Lemma. For $n\ne6$, the class of transpositions is the unique class of involutions with ${n\choose2}$ elements.
Proof. Consider the class of involutions with cycle type a product of $k>1$ disjoint cycles. Suppose
$$\frac{1}{k!}{n\choose 2}{n-2\choose2}\cdots{n-2(k-1)\choose2}={n\choose2}.$$
The LHS is the size of the new conjugacy class. Setting $m=n-2$ and $k=r+1$, cancelling ${n\choose2}$s,
$${m\choose2}\cdots{m-2(r-1)\choose2}=(r+1)!$$
The LHS is telescoping. Multiply by $2^r/(2r)!$ and get
$${m\choose2r}=\frac{(r+1)!2^r}{(2r)!}=\frac{r+1}{(2r-1)!!}$$
For $r>2$ the RHS is not even an integer (it is $<1$). The case $r=1$ gives $m(m-1)=4$ with no solution in $m$. Finally $r=2$ gives $m(m-1)(m-2)(m-3)=24$ which has positive solution $4$.
Theorem. For $n\ne6$, $\mathrm{Out}(S_n)=1$.
Proof. Combine the three lemmas. When $n\ne6$, automorphisms permute conjugacy classes and in particular stabilize the transposition class (since the size of this class is unique among the classes), hence every automorphism is inner.
Remark. This proof is adapted from this sketch from Wikipedia and these notes.
Best Answer
Automorphism of a set is an arbitrary permutation of its elements. An automorphism of a group is permutation of its elements which preserves the operation, i.e. $\varphi(xy)=\varphi(x)\varphi(y)$. Since every group $G$ is a set, you can look at two possible automorphism groups: one - $\operatorname{Aut}_{Set}(G)$ as a set and the other $\operatorname{Aut}_{Gp}(G)$ as a group. Cleraly $\operatorname{Aut}_{Gp}(G)\leq \operatorname{Aut}_{Set}(G)$, but usually they are not equal.
When talking about groups, the notion $\operatorname{Aut}(G)$ means the set of group-automorphism of $G$.
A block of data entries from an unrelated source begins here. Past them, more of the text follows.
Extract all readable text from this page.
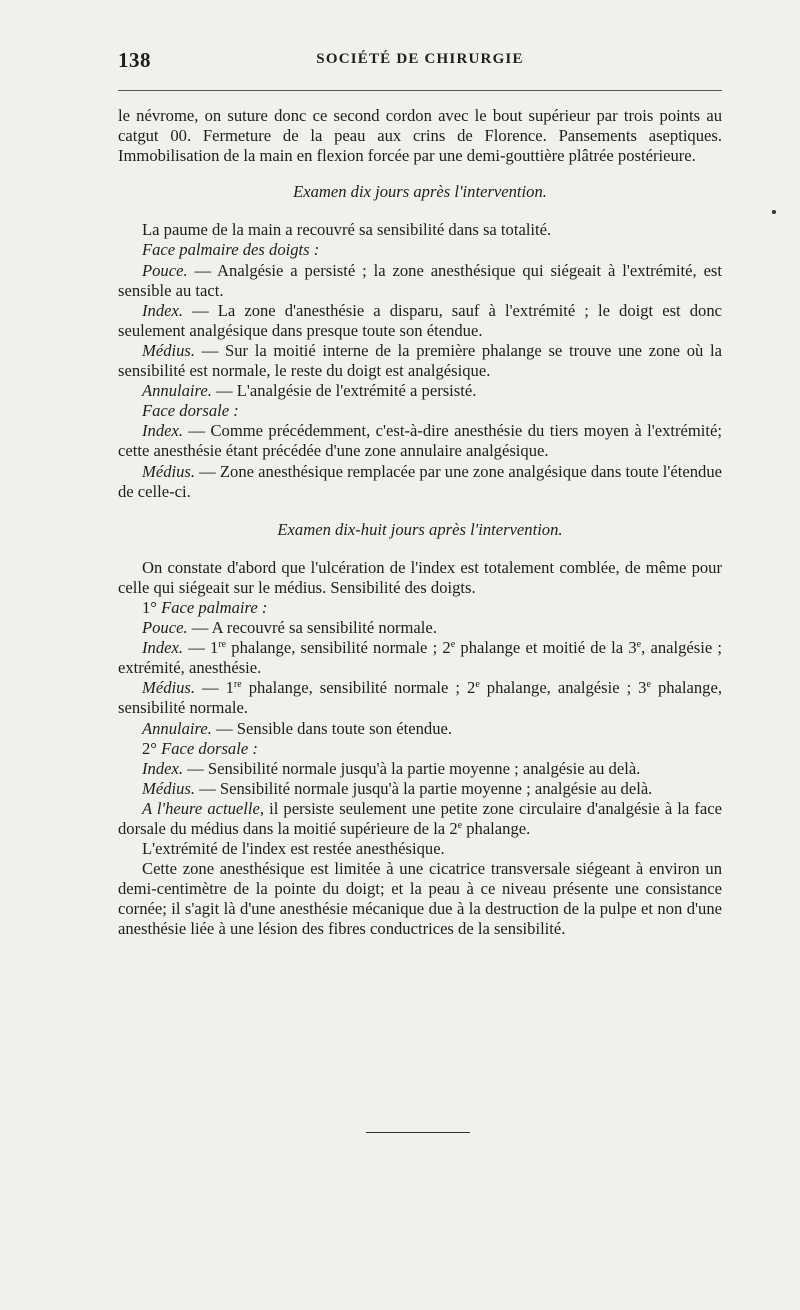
138	SOCIÉTÉ DE CHIRURGIE

le névrome, on suture donc ce second cordon avec le bout supérieur par trois points au catgut 00. Fermeture de la peau aux crins de Florence. Pansements aseptiques. Immobilisation de la main en flexion forcée par une demi-gouttière plâtrée postérieure.

Examen dix jours après l'intervention.

La paume de la main a recouvré sa sensibilité dans sa totalité.

Face palmaire des doigts :

Pouce. — Analgésie a persisté ; la zone anesthésique qui siégeait à l'extrémité, est sensible au tact.

Index. — La zone d'anesthésie a disparu, sauf à l'extrémité ; le doigt est donc seulement analgésique dans presque toute son étendue.

Médius. — Sur la moitié interne de la première phalange se trouve une zone où la sensibilité est normale, le reste du doigt est analgésique.

Annulaire. — L'analgésie de l'extrémité a persisté.

Face dorsale :

Index. — Comme précédemment, c'est-à-dire anesthésie du tiers moyen à l'extrémité; cette anesthésie étant précédée d'une zone annulaire analgésique.

Médius. — Zone anesthésique remplacée par une zone analgésique dans toute l'étendue de celle-ci.

Examen dix-huit jours après l'intervention.

On constate d'abord que l'ulcération de l'index est totalement comblée, de même pour celle qui siégeait sur le médius. Sensibilité des doigts.

1° Face palmaire :

Pouce. — A recouvré sa sensibilité normale.

Index. — 1re phalange, sensibilité normale ; 2e phalange et moitié de la 3e, analgésie ; extrémité, anesthésie.

Médius. — 1re phalange, sensibilité normale ; 2e phalange, analgésie ; 3e phalange, sensibilité normale.

Annulaire. — Sensible dans toute son étendue.

2° Face dorsale :

Index. — Sensibilité normale jusqu'à la partie moyenne ; analgésie au delà.

Médius. — Sensibilité normale jusqu'à la partie moyenne ; analgésie au delà.

A l'heure actuelle, il persiste seulement une petite zone circulaire d'analgésie à la face dorsale du médius dans la moitié supérieure de la 2e phalange.

L'extrémité de l'index est restée anesthésique.

Cette zone anesthésique est limitée à une cicatrice transversale siégeant à environ un demi-centimètre de la pointe du doigt; et la peau à ce niveau présente une consistance cornée; il s'agit là d'une anesthésie mécanique due à la destruction de la pulpe et non d'une anesthésie liée à une lésion des fibres conductrices de la sensibilité.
In your case, $\operatorname{Aut}(S_n)$ denotes the group-automorphisms of $S_n$, so there is no contradiction with the previous statements. BTW, there is no problem with $n=1$, since $S_1=\{id\}$ and $\operatorname{Aut}(S_1)=\{id\}$. To illustrate the problem in $S_2=\{id,(1,2)\}$, observe that there are two automorphisms of $S_2$ as a set: $$\begin{array}{c}id\mapsto id\\ (1,2)\mapsto(1,2)\end{array} \hspace{10pt} {\rm{and}}\hspace{10pt}\begin{align*}id &\mapsto (1,2)\\ (1,2)&\mapsto id\end{align*}$$ but the right automorphism is not a group-automorphism, hence there exists only one group-automorphism of $S_2$.